Permenkominfo No. 20/2016 tentang Perlindungan Data Pribadi dalam Sistem Elektronik;
Kepmenkes No. 409/2016 tentang Rumah Sakit Uji Coba Program Pelayanan Telemedicine Berbasis Video Conference dan Teleradiologi;
Kepmenkes No. 650/2017 tentang Rumah Sakit dan Puskesmas Penyelenggara Uji Coba Program Pelayanan Telemedicine;
Kepmenkes No. 4829/2021 tentang Pedoman Pelayanan Kesehatan Melalui Telemedicine Pada Masa Pandemi Corona Virus Disease 2019 (Covid-19).
Peraturan Konsil Kedokteran Indonesia Nomor 74 Tahun 2020 tentang Kewenangan Klinis dan Praktik Kedokteran Melalui Telemedicine Pada Masa Pandemi Corona Virus Disease 2019 (Covid-19) di Indonesia;
Surat Edaran No. HK.02.01.MENKES/303/2020 tentang Penyelenggaraan Pelayanan Kesehatan Melalui Pemanfaatan Teknologi Informasi dan Komunikasi Dalam Rangka Pencegahan Penyebaran Covid-19.

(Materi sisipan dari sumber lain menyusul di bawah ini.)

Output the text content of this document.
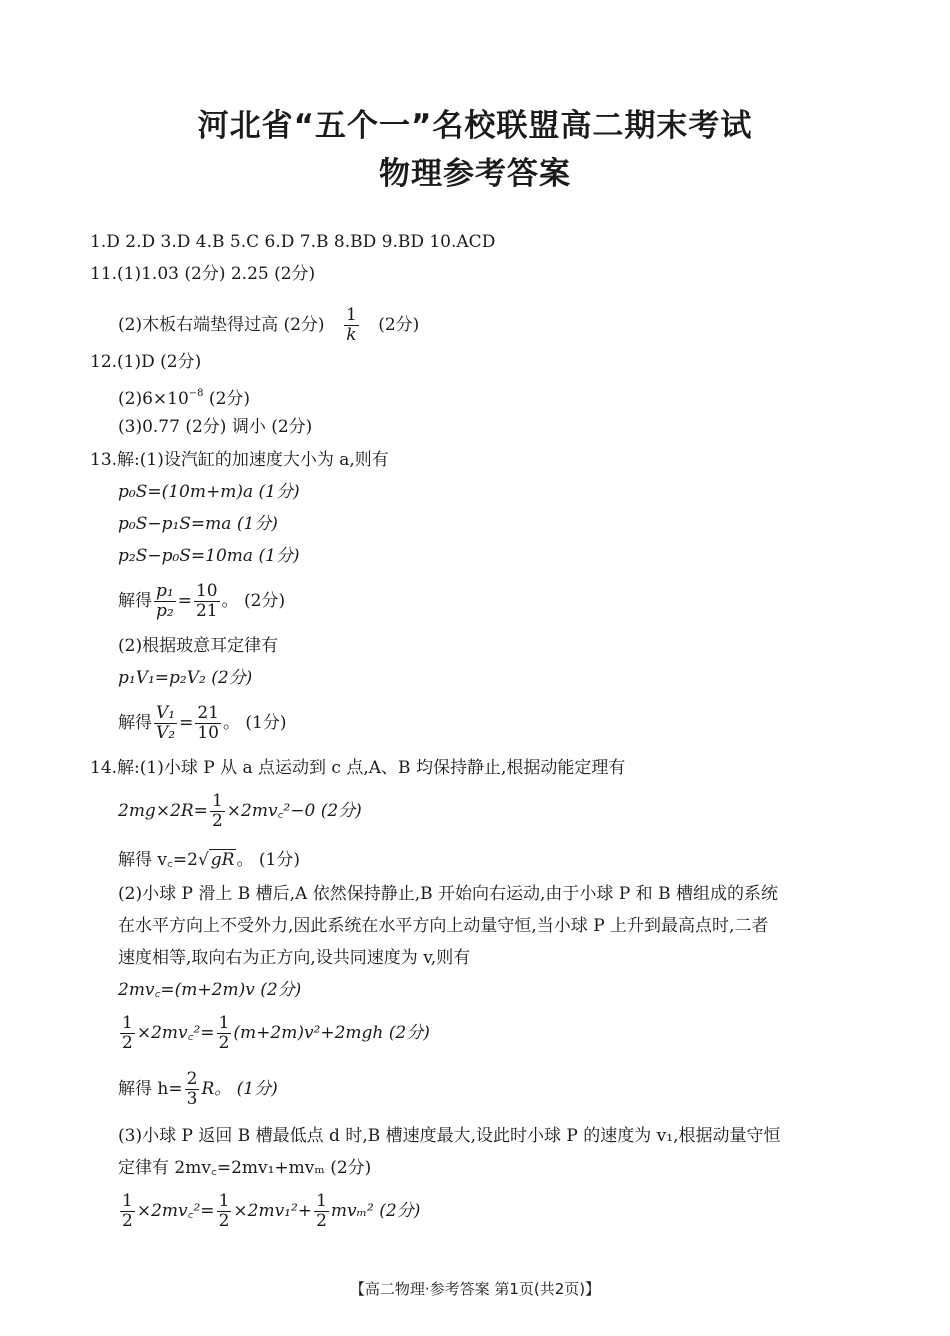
河北省“五个一”名校联盟高二期末考试
物理参考答案
1.D 2.D 3.D 4.B 5.C 6.D 7.B 8.BD 9.BD 10.ACD
11.(1)1.03 (2分) 2.25 (2分)
(2)木板右端垫得过高 (2分) $\frac{1}{k} (2$分)
12.(1)D (2分)
$(2)6\times 10^{-8}$ (2分)
(3)0.77 (2分) 调小 (2分)
13.解:(1)设汽缸的加速度大小为 a,则有
p₀S=(10m+m)a (1分)
p₀S−p₁S=ma (1分)
p₂S−p₀S=10ma (1分)
解得 $\frac{\text{p₁}}{\text{p₂}} = \frac{10}{21}$ 。 (2分)
(2)根据玻意耳定律有
p₁V₁=p₂V₂ (2分)
解得 $\frac{\text{V₁}}{\text{V₂}} = \frac{21}{10}$ 。 (1分)
14.解:(1)小球 P 从 a 点运动到 c 点,A、B 均保持静止,根据动能定理有
$2mg\times 2R= \frac{1}{2}$ ×2mv꜀²−0 (2分)
解得 v꜀=2√ gR 。 (1分)
(2)小球 P 滑上 B 槽后,A 依然保持静止,B 开始向右运动,由于小球 P 和 B 槽组成的系统
在水平方向上不受外力,因此系统在水平方向上动量守恒,当小球 P 上升到最高点时,二者
速度相等,取向右为正方向,设共同速度为 v,则有
2mv꜀=(m+2m)v (2分)
$\frac{1}{2}$ ×2mv꜀²= $\frac{1}{2} (m+2m)v^2+2mgh$ (2分)
解得 $h= \frac{2}{3}$ R。 (1分)
(3)小球 P 返回 B 槽最低点 d 时,B 槽速度最大,设此时小球 P 的速度为 v₁,根据动量守恒
定律有 2mv꜀=2mv₁+mvₘ (2分)
$\frac{1}{2}$ ×2mv꜀²= $\frac{1}{2} \times 2mv_1^2+ \frac{1}{2} mv_m^2$ (2分)
【高二物理·参考答案 第1页(共2页)】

E. Peraturan tentang Penggunaan Kecerdasan Buatan di Dunia Kesehatan
Penggunaan kecerdasan buatan (AI) dalam bidang kesehatan diatur oleh berbagai peraturan dan pedoman yang bervariasi di setiap negara, dengan tujuan untuk memastikan bahwa teknologi tersebut digunakan secara aman dan efektif. Beberapa peraturan utama yang mengatur penggunaan AI dalam kesehatan meliputi:
1. Regulasi Perangkat Medis Digital:
a. FDA (Food and Drug Administration) di Amerika Serikat : FDA ialah lembaga pengawas obat dan makanan Amerika Serikat yang mengatur regulasi terkait produk yang dipasarkan di negara tersebut. Pengawasan FDA terhadap perangkat medis, termasuk perangkat diagnostik in vitro (IVD atau uji laboratorium), di Amerika Serikat merupakan hasil langsung dari disahkannya Amandemen Perangkat Medis tahun 1976 (Hackett, 2005). AI yang digunakan dalam diagnosis atau pengobatan dianggap sebagai perangkat medis dan harus mendapatkan persetujuan dari FDA. Proses ini mencakup penelitian awal, pengujian pada manusia, dan evaluasi risiko untuk memastikan bahwa produk tersebut memenuhi standar keselamatan dan efektivitas (Hackett,2005).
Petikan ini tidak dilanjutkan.